Goldman Sachs asks clients to buy dollar, but Morgan Stanley says to go slow
The US currency has rallied since the Labor Department released a stronger-than-forecast payroll report on August 5, reviving traders’ bets on a centralbank move.

Goldman Sachs is telling clients to buy the dollar as the market under prices the odds of a Federal Reserve interest-rate increase this year.
Morgan Stanley says not so fast.
The US currency has rallied since the Labor Department released a stronger-than-forecast payroll report on August 5, reviving traders’ bets on a centralbank move.
Robin Brooks, Goldman Sachs’ chief currency strategist, said on Monday that the likelihood of a rate hike by the year-end is 75 per cent, up from 65 per cent, and higher than what markets are predicting.
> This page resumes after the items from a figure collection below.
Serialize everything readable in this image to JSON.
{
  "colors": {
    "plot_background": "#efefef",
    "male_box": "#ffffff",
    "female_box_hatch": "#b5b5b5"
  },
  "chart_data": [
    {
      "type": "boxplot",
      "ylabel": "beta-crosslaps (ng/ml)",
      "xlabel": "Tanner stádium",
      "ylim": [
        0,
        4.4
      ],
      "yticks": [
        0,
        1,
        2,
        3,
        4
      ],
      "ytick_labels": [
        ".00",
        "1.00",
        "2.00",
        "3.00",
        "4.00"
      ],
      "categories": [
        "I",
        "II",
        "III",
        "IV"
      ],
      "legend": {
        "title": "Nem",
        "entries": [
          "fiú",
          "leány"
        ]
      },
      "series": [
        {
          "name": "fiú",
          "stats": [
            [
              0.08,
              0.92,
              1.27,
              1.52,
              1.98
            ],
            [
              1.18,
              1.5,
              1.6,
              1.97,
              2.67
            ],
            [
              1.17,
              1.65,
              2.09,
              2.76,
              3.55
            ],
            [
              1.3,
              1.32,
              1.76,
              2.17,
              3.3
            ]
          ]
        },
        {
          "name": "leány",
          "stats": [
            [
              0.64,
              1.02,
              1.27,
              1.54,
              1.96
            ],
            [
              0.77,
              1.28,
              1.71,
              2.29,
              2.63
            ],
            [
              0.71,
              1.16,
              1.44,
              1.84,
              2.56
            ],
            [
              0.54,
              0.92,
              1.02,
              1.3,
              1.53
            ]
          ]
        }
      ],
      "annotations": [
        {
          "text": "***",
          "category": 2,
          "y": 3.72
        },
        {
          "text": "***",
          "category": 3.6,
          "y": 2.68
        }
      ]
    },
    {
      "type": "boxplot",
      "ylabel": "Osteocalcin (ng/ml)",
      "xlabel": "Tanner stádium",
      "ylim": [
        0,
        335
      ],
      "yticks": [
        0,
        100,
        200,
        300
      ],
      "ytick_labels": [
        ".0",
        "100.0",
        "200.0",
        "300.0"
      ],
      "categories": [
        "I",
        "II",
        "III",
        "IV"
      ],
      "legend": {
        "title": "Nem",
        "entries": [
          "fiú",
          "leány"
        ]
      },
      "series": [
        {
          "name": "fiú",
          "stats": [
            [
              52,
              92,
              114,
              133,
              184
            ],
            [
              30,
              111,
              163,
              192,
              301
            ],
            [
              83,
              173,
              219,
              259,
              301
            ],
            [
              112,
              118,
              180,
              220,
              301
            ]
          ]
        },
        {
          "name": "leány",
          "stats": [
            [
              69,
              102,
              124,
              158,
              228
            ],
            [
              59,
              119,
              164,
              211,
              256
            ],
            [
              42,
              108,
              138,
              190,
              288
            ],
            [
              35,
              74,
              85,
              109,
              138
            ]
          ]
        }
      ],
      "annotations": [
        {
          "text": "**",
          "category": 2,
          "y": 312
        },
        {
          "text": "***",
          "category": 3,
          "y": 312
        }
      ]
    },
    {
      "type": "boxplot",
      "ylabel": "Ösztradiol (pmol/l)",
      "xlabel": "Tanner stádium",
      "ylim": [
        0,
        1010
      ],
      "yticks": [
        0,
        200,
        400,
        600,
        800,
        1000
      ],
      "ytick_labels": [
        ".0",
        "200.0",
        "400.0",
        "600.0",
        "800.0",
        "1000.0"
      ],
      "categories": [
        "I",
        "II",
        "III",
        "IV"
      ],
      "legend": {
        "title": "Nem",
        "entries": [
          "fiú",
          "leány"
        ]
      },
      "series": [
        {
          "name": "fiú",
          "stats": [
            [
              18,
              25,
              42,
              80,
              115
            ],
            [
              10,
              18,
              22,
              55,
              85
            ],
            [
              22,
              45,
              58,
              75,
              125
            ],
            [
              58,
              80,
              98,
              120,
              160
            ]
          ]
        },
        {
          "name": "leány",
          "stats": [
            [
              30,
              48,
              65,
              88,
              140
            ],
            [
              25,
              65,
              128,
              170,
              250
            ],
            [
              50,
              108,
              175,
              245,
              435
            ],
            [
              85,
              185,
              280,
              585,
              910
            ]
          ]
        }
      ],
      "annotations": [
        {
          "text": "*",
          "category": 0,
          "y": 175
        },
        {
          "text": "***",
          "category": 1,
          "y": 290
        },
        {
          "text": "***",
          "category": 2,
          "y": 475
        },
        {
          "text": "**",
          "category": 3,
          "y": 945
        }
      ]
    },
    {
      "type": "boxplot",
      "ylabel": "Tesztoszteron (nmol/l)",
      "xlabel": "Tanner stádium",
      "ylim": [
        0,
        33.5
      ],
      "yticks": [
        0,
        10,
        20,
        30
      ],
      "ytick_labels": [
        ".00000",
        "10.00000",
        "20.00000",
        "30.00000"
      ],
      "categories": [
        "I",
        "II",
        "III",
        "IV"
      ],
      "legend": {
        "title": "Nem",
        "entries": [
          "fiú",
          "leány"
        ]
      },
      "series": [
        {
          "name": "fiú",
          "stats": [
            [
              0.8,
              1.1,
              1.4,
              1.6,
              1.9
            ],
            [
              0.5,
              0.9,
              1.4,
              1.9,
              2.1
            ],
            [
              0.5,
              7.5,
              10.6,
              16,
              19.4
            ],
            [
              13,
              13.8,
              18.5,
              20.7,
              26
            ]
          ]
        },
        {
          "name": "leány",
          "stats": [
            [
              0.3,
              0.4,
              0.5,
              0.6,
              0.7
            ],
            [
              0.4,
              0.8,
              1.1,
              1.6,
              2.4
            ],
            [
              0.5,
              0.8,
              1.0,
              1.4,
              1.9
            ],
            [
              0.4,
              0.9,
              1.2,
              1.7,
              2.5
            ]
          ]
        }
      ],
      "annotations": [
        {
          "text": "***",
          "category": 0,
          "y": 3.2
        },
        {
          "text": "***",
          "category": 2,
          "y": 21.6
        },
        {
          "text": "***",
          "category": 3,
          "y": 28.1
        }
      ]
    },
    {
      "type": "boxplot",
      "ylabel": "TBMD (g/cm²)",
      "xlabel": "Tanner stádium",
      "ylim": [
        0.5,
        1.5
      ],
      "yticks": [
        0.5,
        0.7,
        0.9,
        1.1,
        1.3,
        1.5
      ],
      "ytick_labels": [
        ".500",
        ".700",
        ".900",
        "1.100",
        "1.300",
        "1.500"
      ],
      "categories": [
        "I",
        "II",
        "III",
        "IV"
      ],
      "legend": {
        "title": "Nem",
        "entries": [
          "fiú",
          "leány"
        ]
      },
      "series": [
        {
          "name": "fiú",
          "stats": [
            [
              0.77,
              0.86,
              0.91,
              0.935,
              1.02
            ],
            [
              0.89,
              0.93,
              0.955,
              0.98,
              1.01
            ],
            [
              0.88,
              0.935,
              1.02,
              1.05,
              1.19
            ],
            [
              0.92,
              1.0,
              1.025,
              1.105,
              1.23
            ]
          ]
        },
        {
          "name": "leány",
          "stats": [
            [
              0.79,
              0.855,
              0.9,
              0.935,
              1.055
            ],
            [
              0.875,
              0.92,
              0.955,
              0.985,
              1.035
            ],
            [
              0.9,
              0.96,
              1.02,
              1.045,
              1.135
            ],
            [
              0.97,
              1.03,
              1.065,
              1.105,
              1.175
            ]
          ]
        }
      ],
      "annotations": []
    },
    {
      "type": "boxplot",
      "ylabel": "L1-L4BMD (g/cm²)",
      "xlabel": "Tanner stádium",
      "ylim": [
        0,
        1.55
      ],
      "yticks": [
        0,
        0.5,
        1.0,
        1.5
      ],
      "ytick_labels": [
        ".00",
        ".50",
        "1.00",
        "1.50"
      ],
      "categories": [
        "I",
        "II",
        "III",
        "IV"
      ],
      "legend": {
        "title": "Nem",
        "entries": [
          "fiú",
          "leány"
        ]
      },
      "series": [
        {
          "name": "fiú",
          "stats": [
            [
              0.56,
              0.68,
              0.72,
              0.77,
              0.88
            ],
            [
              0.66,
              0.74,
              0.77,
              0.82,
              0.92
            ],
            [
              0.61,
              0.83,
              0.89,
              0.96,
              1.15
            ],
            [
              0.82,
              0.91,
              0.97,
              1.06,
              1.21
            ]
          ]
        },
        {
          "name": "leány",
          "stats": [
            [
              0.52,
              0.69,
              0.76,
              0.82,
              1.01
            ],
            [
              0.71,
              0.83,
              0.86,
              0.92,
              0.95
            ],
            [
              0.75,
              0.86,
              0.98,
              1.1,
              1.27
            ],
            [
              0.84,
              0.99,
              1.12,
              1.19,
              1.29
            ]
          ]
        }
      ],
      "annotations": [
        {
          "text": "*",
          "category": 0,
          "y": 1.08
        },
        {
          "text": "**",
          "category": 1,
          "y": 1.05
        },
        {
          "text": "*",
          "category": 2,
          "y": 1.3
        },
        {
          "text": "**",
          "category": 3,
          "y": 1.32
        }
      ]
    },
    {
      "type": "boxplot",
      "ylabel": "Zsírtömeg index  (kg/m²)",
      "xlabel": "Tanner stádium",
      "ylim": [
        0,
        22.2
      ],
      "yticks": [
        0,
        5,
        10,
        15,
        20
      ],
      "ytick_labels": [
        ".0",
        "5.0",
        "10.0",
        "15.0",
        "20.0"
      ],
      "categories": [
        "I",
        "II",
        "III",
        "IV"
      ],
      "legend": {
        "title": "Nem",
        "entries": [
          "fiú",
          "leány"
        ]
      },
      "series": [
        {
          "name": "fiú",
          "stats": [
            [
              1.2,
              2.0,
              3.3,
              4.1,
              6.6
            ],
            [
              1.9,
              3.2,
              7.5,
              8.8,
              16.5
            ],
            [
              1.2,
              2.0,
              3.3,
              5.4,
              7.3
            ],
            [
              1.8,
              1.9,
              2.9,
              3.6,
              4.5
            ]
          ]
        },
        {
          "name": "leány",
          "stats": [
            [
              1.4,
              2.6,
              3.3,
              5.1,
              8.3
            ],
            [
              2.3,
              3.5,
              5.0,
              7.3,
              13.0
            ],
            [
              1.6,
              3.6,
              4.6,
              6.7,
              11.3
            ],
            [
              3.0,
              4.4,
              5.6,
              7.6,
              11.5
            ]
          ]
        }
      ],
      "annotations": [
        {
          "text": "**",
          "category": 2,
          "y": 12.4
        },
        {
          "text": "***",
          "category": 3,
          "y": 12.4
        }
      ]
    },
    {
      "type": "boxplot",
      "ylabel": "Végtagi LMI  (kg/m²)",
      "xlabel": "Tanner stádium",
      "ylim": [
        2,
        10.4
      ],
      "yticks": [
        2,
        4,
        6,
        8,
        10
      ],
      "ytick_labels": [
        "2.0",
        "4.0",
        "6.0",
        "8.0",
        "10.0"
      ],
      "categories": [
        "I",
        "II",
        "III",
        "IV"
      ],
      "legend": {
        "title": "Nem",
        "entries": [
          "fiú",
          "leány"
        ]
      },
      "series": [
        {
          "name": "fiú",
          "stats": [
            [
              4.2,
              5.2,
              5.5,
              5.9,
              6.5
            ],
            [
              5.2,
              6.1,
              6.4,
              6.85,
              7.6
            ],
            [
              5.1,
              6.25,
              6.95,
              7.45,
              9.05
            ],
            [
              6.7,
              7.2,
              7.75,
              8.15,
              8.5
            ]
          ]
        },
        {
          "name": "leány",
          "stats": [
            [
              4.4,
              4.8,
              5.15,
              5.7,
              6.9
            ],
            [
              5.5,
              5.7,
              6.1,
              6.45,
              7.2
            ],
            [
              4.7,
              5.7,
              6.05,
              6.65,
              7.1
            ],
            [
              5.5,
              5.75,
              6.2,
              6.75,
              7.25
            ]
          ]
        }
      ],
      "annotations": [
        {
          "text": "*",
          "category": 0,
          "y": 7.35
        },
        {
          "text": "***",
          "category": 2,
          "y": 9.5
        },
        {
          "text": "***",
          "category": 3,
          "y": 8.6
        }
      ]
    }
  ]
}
Hans Redeker, Morgan Stanley’s chief global currency strategist, said the employment gains won’t be enough to raise US inflation expectations. “We remain structural dollar bulls, given our view that the Fed will ultimately hike more than markets are pricing,” New Yorkbased Brooks and Michael Cahill wrote.
With the dollar down almost 4 per cent this year, traders will watch for signals when Fed Chair Janet Yellen speaks later this month at a meeting of policy makers in Wyoming. Dollar “support is unlikely to last long, as the Fed may have no intention of allowing real rates to rise pre-emptively,” Morgan Stanley’s London-based Redeker wrote in a note.